Doutor em história pelo Programa de História Comparada da UFRJ, é especialista em pensamento liberal e conservador

Acompanhar o desenvolvimento da nova direita brasileira, quando se conhece a origem e a ascensão do movimento conservador nos EUA, é viver em um estado de eterno "déjà-vu".

A nova direita brasileira tenta, por mimetismo e falta de imaginação, dar tempero tropical a uma retórica tipicamente norte-americana de guerra cultural. E o tema racial é um caldo onde o conservador recorrentemente despeja a sua cansada narrativa de que é necessário combater inimigos invisíveis como o “vitimismo dos ativistas” e coisas desse quilate.

O conservador parte do pressuposto presunçoso de que o conservadorismo sequer é uma ideologia. Mas se o conservadorismo não possui um texto fundacional, nem um corpo doutrinário bem definido, como o socialismo e o liberalismo, logo não sobra muita coisa além da contação de “causos”. Essa pobreza teórica é disfarçada pomposamente como “empiria” —o que, aliás, é pouco, muito pouco, para se ler a política, a cultura, as relações raciais e o que quer que seja.

Para fazer uma leitura complexa das relações raciais é necessário passar do pensamento individual para o coletivo —a partir de um raciocínio sistemático e não apenas calcado em anedotas. Sempre haverá exemplos esparsos para corroborar qualquer teoria. Mas indivíduos se juntam coletivamente a outros casos, o que cria padrões, certo?

Nesse sentido, citar exemplos pinçados de “negras prósperas no ápice da escravidão”, como fez recentemente o colunista Leandro Narloch nesta Folha (“Luxo e riqueza das ‘sinhás pretas’ precisam inspirar o movimento negro”, 29/9), não torna esses casos uma verdade sociológica, coletiva. E usá-los para relativizar as marcas profundas da escravidão brasileira é um erro não apenas de humanidade, mas também científico.

A critério de comparação, é interessante olhar para o caso norte-americano. Murray Rothbard, um dos expoentes da direita de lá, em 1992 lamentou a derrota do republicano e supremacista branco David Duke, antiga liderança da Ku Klux Klan. Para Rothbard, a solução política para avançar sua agenda econômica liberal radical, considerando que a sociedade nos EUA não era favorável à ideia de Estado mínimo, era promover uma aliança com populistas radicais motivados por ressentimentos de contornos raciais. Não à toa há uma interseção política incômoda entre libertários e supremacistas brancos.

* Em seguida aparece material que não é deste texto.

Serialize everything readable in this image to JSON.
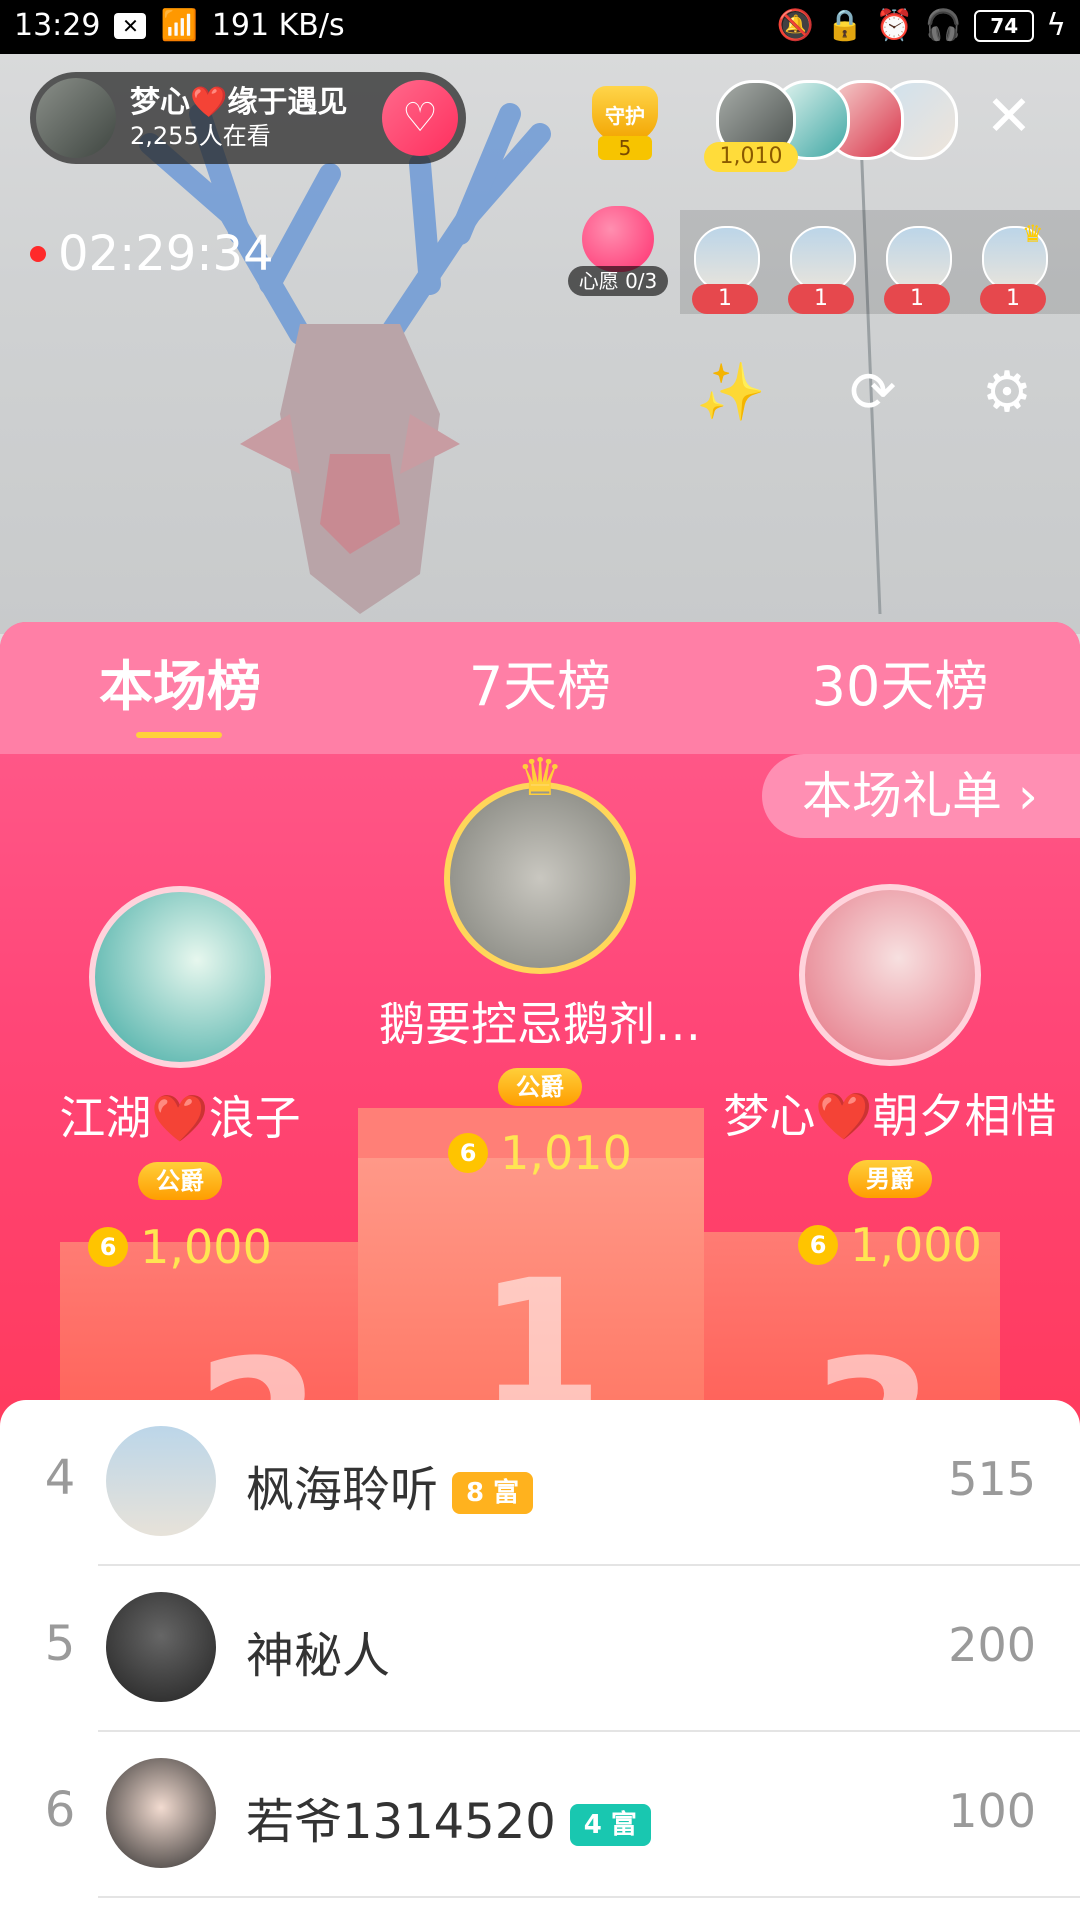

Não dá para esquecer que boa parte da retórica contrária à “Brown v. Board of Education” —a decisão da Suprema Corte norte-americana, em 1954, julgando inconstitucional as divisões raciais entre estudantes brancos e negros nas escolas públicas do país— foi feita com um discurso libertário radical de “states rights” (direitos dos estados). O racismo nos EUA do século 20, de conservadores e libertários, não era tanto de base cientificista, mas sim liberal e hiperindividualista.

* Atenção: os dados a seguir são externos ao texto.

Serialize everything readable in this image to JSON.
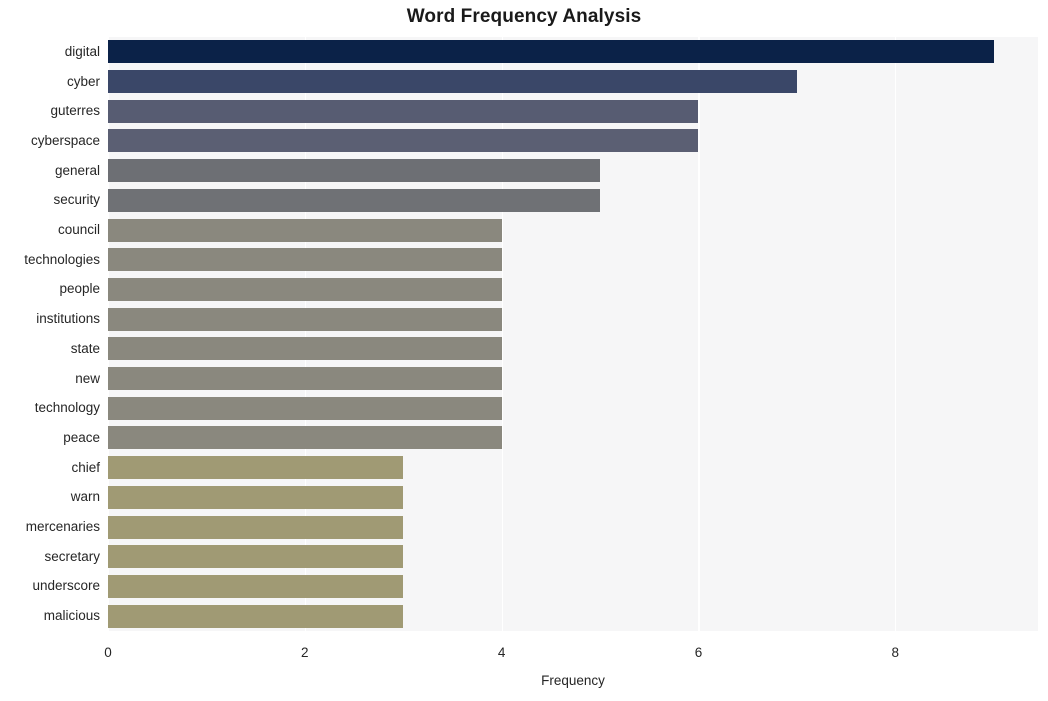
{
  "chart_data": {
    "type": "bar",
    "orientation": "horizontal",
    "title": "Word Frequency Analysis",
    "xlabel": "Frequency",
    "ylabel": "",
    "categories": [
      "digital",
      "cyber",
      "guterres",
      "cyberspace",
      "general",
      "security",
      "council",
      "technologies",
      "people",
      "institutions",
      "state",
      "new",
      "technology",
      "peace",
      "chief",
      "warn",
      "mercenaries",
      "secretary",
      "underscore",
      "malicious"
    ],
    "values": [
      9,
      7,
      6,
      6,
      5,
      5,
      4,
      4,
      4,
      4,
      4,
      4,
      4,
      4,
      3,
      3,
      3,
      3,
      3,
      3
    ],
    "bar_colors": [
      "#0b2248",
      "#3a4768",
      "#575c72",
      "#5b5f73",
      "#6d6f74",
      "#6f7175",
      "#8a887e",
      "#8a887e",
      "#8a887e",
      "#8a887e",
      "#8a887e",
      "#8a887e",
      "#8a887e",
      "#8a887e",
      "#a09a74",
      "#a09a74",
      "#a09a74",
      "#a09a74",
      "#a09a74",
      "#a09a74"
    ],
    "xlim": [
      0,
      9.45
    ],
    "xticks": [
      0,
      2,
      4,
      6,
      8
    ],
    "xtick_labels": [
      "0",
      "2",
      "4",
      "6",
      "8"
    ],
    "grid": "vertical-white-on-light-gray",
    "legend": null,
    "plot_background": "#f6f6f7",
    "figure_background": "#ffffff"
  }
}
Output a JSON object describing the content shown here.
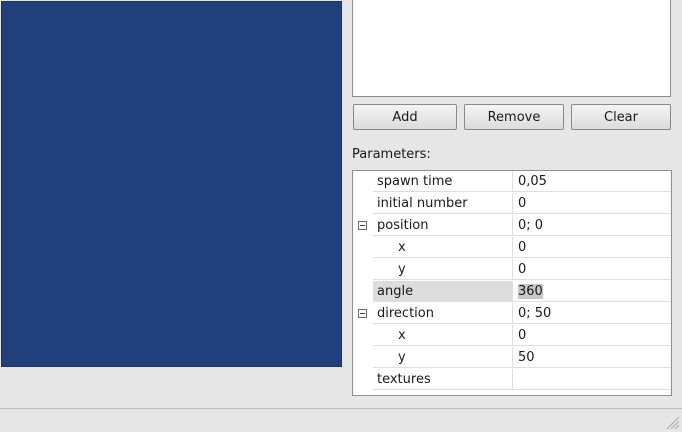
{
  "buttons": {
    "add": "Add",
    "remove": "Remove",
    "clear": "Clear"
  },
  "parameters_label": "Parameters:",
  "properties": {
    "spawn_time": {
      "name": "spawn time",
      "value": "0,05"
    },
    "initial_number": {
      "name": "initial number",
      "value": "0"
    },
    "position": {
      "name": "position",
      "value": "0; 0",
      "x": {
        "name": "x",
        "value": "0"
      },
      "y": {
        "name": "y",
        "value": "0"
      }
    },
    "angle": {
      "name": "angle",
      "value": "360"
    },
    "direction": {
      "name": "direction",
      "value": "0; 50",
      "x": {
        "name": "x",
        "value": "0"
      },
      "y": {
        "name": "y",
        "value": "50"
      }
    },
    "textures": {
      "name": "textures",
      "value": ""
    }
  },
  "colors": {
    "canvas": "#213f7b",
    "window": "#e6e6e6"
  },
  "icons": {
    "expander": "collapse-icon",
    "grip": "size-grip-icon"
  }
}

Aqui no Brasil, Olavo de Carvalho afirmou no artigo “A verdadeira cultura negra”, publicado na Folha em 1997, que “Cultura negra para mim é o Aleijadinho, é Gonçalves Dias, é Machado de Assis, é Capistrano de Abreu, é Cruz e Souza, é Lima Barreto. Quer Vossa Senhoria me explicar como esses negros e mulatos puderam subir tão alto, numa sociedade escravocrata, enquanto seus netos e bisnetos, desfrutando das liberdades republicanas, paparicados pela ‘intelligensia’ universitária, não conseguem hoje produzir senão samba, funk e macumba (...)?”.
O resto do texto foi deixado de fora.